CONCORD, N.H. (AP) — A proposal to increase tolls for the first time in a decade in New Hampshire appears dead after Republican Gov. Chris Sununu said Thursday he wouldn't let it proceed.

The Republican governor said that he's long been opposed to toll increases and hadn't changed his mind after hearing from the public and Executive Council members. His position was an about-face to what he said Wednesday when he told reporters he would let the proposal onto the Executive Council agenda.

"I was sent to Concord to fight for the working men and women of New Hampshire, and that is what I am doing," Sununu said in a news release.
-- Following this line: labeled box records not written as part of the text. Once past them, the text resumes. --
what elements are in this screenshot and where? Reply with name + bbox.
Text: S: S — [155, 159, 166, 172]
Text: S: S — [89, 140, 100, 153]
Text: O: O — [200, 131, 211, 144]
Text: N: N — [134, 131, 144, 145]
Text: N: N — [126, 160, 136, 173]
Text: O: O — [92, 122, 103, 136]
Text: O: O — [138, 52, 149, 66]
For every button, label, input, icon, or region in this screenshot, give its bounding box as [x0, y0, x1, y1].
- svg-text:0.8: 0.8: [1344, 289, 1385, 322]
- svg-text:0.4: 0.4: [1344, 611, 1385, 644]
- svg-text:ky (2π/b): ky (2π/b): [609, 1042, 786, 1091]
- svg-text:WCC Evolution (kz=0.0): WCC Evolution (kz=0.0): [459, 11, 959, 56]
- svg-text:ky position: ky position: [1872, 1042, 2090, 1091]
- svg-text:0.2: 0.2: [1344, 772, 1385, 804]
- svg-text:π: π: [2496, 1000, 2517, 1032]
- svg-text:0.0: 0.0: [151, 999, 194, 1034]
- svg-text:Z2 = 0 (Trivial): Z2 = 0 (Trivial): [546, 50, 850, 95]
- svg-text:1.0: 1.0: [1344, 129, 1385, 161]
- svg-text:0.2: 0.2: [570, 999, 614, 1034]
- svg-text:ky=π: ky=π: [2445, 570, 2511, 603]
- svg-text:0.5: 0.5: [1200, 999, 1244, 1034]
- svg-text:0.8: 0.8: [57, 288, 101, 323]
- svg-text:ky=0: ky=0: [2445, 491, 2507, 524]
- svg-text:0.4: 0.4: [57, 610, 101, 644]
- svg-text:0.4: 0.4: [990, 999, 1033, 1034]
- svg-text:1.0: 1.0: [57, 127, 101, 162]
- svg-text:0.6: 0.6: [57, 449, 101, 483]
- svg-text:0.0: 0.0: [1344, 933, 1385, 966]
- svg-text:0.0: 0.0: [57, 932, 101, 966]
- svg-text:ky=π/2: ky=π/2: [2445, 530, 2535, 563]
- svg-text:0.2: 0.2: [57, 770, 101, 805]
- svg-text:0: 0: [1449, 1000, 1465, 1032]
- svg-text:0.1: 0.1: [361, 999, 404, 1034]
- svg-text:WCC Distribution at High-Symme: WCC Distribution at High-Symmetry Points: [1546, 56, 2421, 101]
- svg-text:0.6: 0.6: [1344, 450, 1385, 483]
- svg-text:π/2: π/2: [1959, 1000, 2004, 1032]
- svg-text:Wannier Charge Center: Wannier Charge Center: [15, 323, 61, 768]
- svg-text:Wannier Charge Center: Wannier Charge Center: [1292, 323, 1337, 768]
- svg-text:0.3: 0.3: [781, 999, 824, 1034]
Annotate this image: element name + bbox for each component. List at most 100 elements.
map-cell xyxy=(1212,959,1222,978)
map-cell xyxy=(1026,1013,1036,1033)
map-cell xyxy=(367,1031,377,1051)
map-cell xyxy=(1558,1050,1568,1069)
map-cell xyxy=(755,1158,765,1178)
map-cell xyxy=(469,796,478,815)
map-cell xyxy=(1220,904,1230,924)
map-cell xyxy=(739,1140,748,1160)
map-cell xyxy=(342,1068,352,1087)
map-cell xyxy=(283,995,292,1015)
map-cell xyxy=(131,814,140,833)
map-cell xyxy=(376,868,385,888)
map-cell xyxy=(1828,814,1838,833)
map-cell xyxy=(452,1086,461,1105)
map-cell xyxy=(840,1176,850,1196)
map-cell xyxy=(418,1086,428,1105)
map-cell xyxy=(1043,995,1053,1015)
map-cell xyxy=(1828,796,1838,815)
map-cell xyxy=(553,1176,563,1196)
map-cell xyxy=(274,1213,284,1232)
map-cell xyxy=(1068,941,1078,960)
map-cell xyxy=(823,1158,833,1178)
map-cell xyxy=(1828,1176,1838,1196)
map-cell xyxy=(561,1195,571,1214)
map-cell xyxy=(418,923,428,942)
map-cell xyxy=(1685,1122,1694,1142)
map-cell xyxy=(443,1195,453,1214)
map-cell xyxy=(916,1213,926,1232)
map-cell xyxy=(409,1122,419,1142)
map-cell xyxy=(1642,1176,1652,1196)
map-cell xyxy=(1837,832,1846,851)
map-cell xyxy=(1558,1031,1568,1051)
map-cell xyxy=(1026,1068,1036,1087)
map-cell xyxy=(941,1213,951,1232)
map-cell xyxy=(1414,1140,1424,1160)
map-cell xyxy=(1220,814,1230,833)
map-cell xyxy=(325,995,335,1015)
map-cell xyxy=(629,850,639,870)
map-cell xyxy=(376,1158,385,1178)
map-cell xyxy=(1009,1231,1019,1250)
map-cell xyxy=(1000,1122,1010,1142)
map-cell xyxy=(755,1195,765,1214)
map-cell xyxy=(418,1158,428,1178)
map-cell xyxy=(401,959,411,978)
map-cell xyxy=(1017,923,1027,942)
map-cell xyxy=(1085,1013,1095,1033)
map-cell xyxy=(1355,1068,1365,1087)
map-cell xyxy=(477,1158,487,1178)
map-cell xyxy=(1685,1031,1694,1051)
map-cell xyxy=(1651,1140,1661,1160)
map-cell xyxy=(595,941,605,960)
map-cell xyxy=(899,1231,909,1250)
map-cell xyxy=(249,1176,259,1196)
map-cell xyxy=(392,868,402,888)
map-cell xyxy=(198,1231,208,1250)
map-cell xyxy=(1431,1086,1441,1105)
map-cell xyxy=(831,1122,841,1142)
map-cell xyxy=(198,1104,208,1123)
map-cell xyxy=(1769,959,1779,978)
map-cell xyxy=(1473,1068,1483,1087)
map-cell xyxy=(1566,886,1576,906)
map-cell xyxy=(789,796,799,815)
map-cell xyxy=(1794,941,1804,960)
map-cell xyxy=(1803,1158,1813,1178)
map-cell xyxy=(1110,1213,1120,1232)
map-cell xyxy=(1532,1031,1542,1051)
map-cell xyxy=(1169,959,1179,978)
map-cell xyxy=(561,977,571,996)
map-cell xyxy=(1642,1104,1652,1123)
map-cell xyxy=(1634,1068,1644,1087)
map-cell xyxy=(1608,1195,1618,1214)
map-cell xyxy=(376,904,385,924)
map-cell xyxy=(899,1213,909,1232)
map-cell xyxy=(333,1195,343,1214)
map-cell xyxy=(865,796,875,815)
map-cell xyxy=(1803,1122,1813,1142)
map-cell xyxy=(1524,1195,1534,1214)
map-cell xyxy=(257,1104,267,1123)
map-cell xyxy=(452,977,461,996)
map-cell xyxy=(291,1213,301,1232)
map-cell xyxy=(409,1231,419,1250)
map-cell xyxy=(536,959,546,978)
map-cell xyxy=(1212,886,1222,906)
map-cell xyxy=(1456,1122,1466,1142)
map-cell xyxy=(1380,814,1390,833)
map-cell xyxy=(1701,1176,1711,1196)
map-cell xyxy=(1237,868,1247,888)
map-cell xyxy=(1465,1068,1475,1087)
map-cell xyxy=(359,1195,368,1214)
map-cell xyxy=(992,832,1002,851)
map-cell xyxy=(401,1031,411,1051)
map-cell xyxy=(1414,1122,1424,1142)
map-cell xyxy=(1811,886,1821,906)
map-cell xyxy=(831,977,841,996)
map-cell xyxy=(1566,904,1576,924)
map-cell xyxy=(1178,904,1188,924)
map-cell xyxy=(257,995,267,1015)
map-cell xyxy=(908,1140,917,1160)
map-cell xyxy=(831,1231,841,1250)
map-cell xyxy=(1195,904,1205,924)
The Department of Transportation is seeking to increase toll rates by 50 percent in March to bring in an additional $36 million a year for major turnpike projects. It said that many of the toll-payers are out-of-state drivers. A 10-year plan that includes scores of project that depend on the hike was approved Wednesday by a transportation commission.

Among the projects that would benefit would be several improvements along Interstate 93. They include interchange improvements and widening the highway in certain places.

In several public hearings, the increase got mixed reviews. Supporters including many municipal officials said the money would pay for much-need upgrades to roads and bridges that would improve safety. Opponents called the increase a tax and said it was an unnecessary expense that could hurt some transportation businesses in the state.

Republican leaders in the Senate and House praised Sununu's decision, adding they expected to debate the 10-year transportation plan during the upcoming legislative session. They also said the toll hike proposal was rushed and that legislators needed to prioritize what projects can be done with existing funds.